You won't find theories or conjecture, no matter how wonderful they appear. In the following pages you'll discover proven methods of improving your general fitness and competitive performance.

The often astonishing results described have all been monitored, validated and documented by internationally respected research bodies and universities. In a nutshell, we show that the more you use our specific training methods, the greater the impact on your performances.

Amazingly, many of these breakthroughs have gone unnoticed by the general sports fraternity – simply because they are not reported in the general media.

This report is based on hard-won knowledge – and explodes a few popular myths.

You'll discover how carrying out great training is not just a matter of tough, long workouts. If reaching your potential depended solely on training very hard, all dedicated athletes would be in top form. But they're not; in fact, just a small percentage of them actually reach their highest attainable level.
If you want to improve performance, the cardinal rule is: be more specific

Your best gains in performance will be achieved when key parts of your training closely mimic what you do when you compete. The more specific your training, the greater the impact on your performances.

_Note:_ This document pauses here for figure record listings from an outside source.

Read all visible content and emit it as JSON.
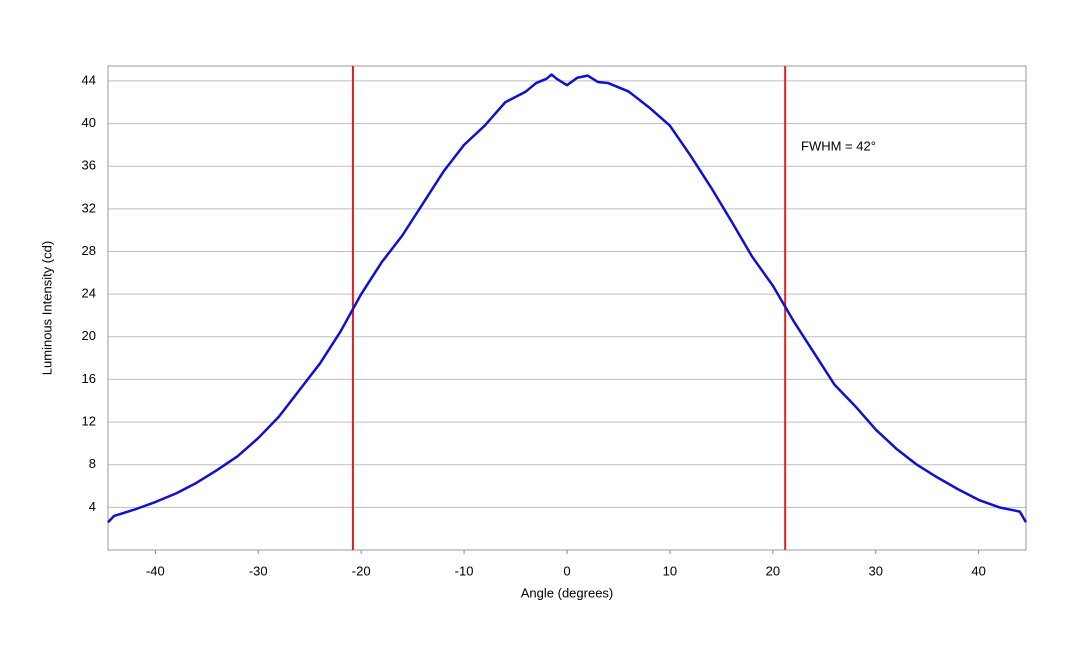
{
  "chart_data": {
    "type": "line",
    "xlabel": "Angle (degrees)",
    "ylabel": "Luminous Intensity (cd)",
    "x": [
      -44.6,
      -44,
      -42,
      -40,
      -38,
      -36,
      -34,
      -32,
      -30,
      -28,
      -26,
      -24,
      -22,
      -20,
      -18,
      -16,
      -14,
      -12,
      -10,
      -8,
      -6,
      -4,
      -3,
      -2,
      -1.5,
      -1,
      0,
      1,
      2,
      3,
      4,
      6,
      8,
      10,
      12,
      14,
      16,
      18,
      20,
      22,
      24,
      26,
      28,
      30,
      32,
      34,
      36,
      38,
      40,
      42,
      44,
      44.6
    ],
    "series": [
      {
        "name": "Luminous Intensity",
        "color": "#1010d0",
        "values": [
          2.6,
          3.2,
          3.8,
          4.5,
          5.3,
          6.3,
          7.5,
          8.8,
          10.5,
          12.5,
          15,
          17.5,
          20.5,
          24,
          27,
          29.5,
          32.5,
          35.5,
          38,
          39.8,
          42,
          43,
          43.8,
          44.2,
          44.6,
          44.2,
          43.6,
          44.3,
          44.5,
          43.9,
          43.8,
          43,
          41.5,
          39.8,
          37,
          34,
          30.8,
          27.5,
          24.8,
          21.5,
          18.5,
          15.5,
          13.5,
          11.3,
          9.5,
          8,
          6.8,
          5.7,
          4.7,
          4,
          3.6,
          2.6
        ]
      }
    ],
    "vlines": [
      -20.8,
      21.2
    ],
    "vline_color": "#e02020",
    "annotation": "FWHM = 42°",
    "xlim": [
      -44.6,
      44.6
    ],
    "xticks": [
      -40,
      -30,
      -20,
      -10,
      0,
      10,
      20,
      30,
      40
    ],
    "ylim": [
      0,
      45.4
    ],
    "yticks": [
      4,
      8,
      12,
      16,
      20,
      24,
      28,
      32,
      36,
      40,
      44
    ],
    "grid": true
  }
}
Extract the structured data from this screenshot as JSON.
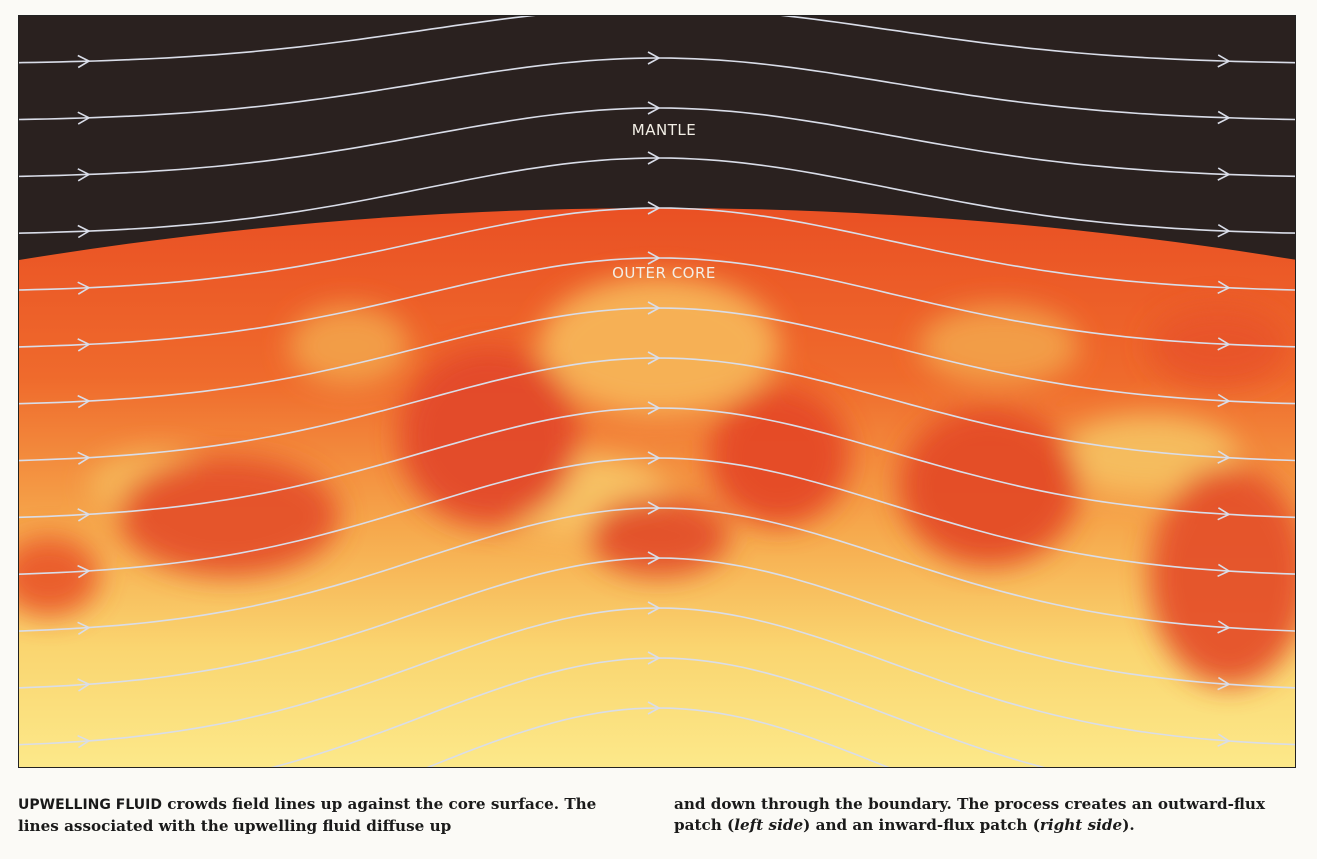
{
  "diagram": {
    "labels": {
      "mantle": "MANTLE",
      "outer_core": "OUTER CORE"
    },
    "colors": {
      "mantle": "#2a211f",
      "core_deep": "#e04c24",
      "core_mid": "#f28a3c",
      "core_light": "#fbe47e",
      "field_line": "#d9dde8"
    },
    "field_line_count": 15,
    "arrow_direction": "left-to-right"
  },
  "caption": {
    "lead_in": "UPWELLING FLUID",
    "col1_text": " crowds field lines up against the core surface. The lines associated with the upwelling fluid diffuse up",
    "col2_text_a": "and down through the boundary. The process creates an outward-flux patch (",
    "col2_left_side": "left side",
    "col2_text_b": ") and an inward-flux patch (",
    "col2_right_side": "right side",
    "col2_text_c": ")."
  }
}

This is true in running and strength training, for example. Scientific studies have shown that when individuals train their arm muscles at a specific angle, they achieve major gains in strength, but there are almost no improvements at other angles, even though exactly the same arm muscles are involved.

Expressed another way, the performance of slow, heavily loaded strength training helps strength but not speed or power. On the other hand, doing explosive stuff makes athletes great at developing muscular force quickly, but maximal strength doesn't budge.

From our observations of hundreds of training sessions, it's clear that most athletes and sportspeople are simply doing the wrong training!
Why most athletes train the wrong way

When runners go to the gym, for example, they usually focus on the usual, traditional, tried-and-true exercises that they've read about in magazines, heard about from other runners, and/or know how to do.

These include bench presses, squats, power cleans, leg extensions, leg flexions, biceps curls, abdominal crunches, and calf raises. Such exercises are great for developing generalised strength, but there is one small problem: none of them has anything to do with running.

Basically, squatting makes you a better squatter. Bench presses improve the strength of your pectoralis and triceps muscles. Ab crunches help you get better at bringing your shoulders toward your hips and may make you look prettier at the beach. Leg extensions increase your quadriceps-muscle strength when you are in a seated position. None of them helps you run faster.
Our recommended training regime closely mimics the overall body posture and muscle mechanics of running. And once you're good at doing such specific exercises, we recommend that you move on to strength routines that will help you exert muscular force in a rapid manner in a horizontal direction, i.e., toward the finish line of your race.

Okay, you say, that all sounds plausible enough, but where is the proof that such training is better than the traditional fare of leg extensions and bicep curls?
How the right kind of training increased strength and power by 21%

Thanks to work carried out at The Centre for Exercise Science and Sport Management of Southern Cross University in Lismore, Australia, the proof is at hand. At Southern Cross, scientists divided 30 exercise-science students who had been engaged in weight training for a period of at least one year into two different groups.

One group, the control subjects, continued their normal training over an eight-week period. The second group also trained normally but added in two additional strength sessions per week. Only two exercises were used in the training.